Es scheint sich zu bestätigen, dass der Betriebsdirektor Honneger erst mit den Ententekonsuln, hauptsächlich den französischen, über die Truppentransporte Verhandlungen gepflogen hat, die für den eintretenden Fall Bestimmungen über die Zahl und Länge der Züge festsetzten. Der vorige Woche eingetroffene General Hamilton, der hier vielfach als der bei den Dardanellen kommandierende General Sir Hamilton angesehen wurde, der aber, wie General Moschkopoulos mir sagte, ein ganz anderer wäre und zur Intendantur oder Genietruppe oder ähnlich gehöre, soll nach seiner Ankunft General Moschkopoulos ganz unverfroren gefragt haben, wo er seine Truppen landen lassen könnte. Wie mir einer der angesehensten Griechen, der mit Moschkopoulos intim verkehrt, am Sonnabend Mittag aus Freundschaft melden kam, sollte zuerst Befehl gekommen sein, jede Landung zu verhindern, auf Meldung der Forderung des Generals Hamilton seien jedoch von Athen neue Befehle gekommen, der Gewalt zu weichen und unter Protest die Landung und den Durchzug der fremden Truppen unter Anweisung des nötigen Terrains nicht zu hindern. Aus Herrn Moschkopoulos war bei meinem mehrmaligen Vorsprechen teils mit teils ohne meinen oesterreichischen Kollegen nicht viel heraus zu holen. Er sagte nur, den Landungstruppen sei im Hafen (im serbischen Teile) und an der Bahnlinie reichlich Platz angewiesen, die übrigen Teile der Stadt würden von Ihnen ganz frei bleiben, auch der Bahnhof und die Jonctionlinie, die die Griechen für ihre eigenen Truppenzüge brauchen. Das letztere war mir wichtig, weil ich heute von Drama das Eintreffen des Feldjäger-Oberleutnants Otto erwartete, dem ich für alle Fälle den Sekretär a. i. Klozel bis Sarigöl entgegengeschickt habe, von wo auch Frau Hadji Lazarro geb. Freiin von Stein heute hierher reisen wollte, die eventuell Depeschen durchbringen könnte, sollte unterdessen eine Landung der Engländer und eine Besetzung der Bahnhöfe, die alle bei einander liegen, erfolgen, denn niemand hält sich hier vor Uebergriffen der feindlichen Truppen sicher, da die Griechen gegen Gewalt nicht reagieren wollen, auch dürfte die mit Frankreich und England sympathisierende Einwohnerschaft ihren Gefühlen leicht die Zügel schiessen lassen.

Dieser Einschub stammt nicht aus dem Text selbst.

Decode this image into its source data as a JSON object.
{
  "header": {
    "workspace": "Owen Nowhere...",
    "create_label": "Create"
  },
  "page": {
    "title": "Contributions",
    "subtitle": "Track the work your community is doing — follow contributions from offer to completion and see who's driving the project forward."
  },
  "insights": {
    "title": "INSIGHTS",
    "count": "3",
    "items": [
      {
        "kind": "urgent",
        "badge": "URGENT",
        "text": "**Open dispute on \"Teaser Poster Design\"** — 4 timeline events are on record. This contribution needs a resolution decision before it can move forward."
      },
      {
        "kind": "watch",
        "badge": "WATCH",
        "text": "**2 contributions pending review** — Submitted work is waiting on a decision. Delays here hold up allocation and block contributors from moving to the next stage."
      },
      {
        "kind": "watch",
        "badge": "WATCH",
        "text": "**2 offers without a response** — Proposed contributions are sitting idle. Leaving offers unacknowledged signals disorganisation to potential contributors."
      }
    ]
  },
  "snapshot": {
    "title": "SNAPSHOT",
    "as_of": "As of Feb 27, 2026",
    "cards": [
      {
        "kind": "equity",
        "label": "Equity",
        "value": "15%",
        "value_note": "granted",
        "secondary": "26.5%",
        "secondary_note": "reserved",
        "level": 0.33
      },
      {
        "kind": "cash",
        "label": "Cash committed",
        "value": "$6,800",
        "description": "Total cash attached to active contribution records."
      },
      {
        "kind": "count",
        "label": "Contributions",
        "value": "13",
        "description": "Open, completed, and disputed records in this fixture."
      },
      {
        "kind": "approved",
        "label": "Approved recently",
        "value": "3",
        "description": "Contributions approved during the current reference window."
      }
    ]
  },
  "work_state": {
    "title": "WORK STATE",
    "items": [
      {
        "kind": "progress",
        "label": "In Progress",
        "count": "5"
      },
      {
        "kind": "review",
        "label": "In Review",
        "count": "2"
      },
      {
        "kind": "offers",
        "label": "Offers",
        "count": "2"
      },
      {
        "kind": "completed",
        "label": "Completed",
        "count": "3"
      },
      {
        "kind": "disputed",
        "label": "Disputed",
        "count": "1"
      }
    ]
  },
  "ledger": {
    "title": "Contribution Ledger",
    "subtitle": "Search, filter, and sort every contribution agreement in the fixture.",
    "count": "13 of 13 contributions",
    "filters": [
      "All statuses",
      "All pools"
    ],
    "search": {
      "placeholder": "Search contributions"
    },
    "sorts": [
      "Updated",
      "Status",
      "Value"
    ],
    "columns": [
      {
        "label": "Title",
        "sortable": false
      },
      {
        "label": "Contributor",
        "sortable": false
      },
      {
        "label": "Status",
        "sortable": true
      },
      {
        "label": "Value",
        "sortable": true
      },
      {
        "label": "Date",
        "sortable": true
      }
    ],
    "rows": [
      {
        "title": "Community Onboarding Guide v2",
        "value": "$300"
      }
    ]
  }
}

Man spricht davon, dass auch in Kavalla ein Korps von den Dardanellen landen wird, das vielleicht für Drama und Serres bestimmt ist, zumal General Hamilton geäussert haben soll, nach Serres eine „excursion“ zu machen.

Meine politischen und militärischen Papiere und Depeschen habe ich soweit als nötig für alle Fälle verbrannt, auch die hier nicht gebrauchten Chiffres und den Marinecode, nur den Chiffre 1303 habe ich mir für den äussersten Fall aufgespart. Ich kann daher, wenn es wieder möglich werden sollte, noch Chiffretelegramm erhalten oder absenden.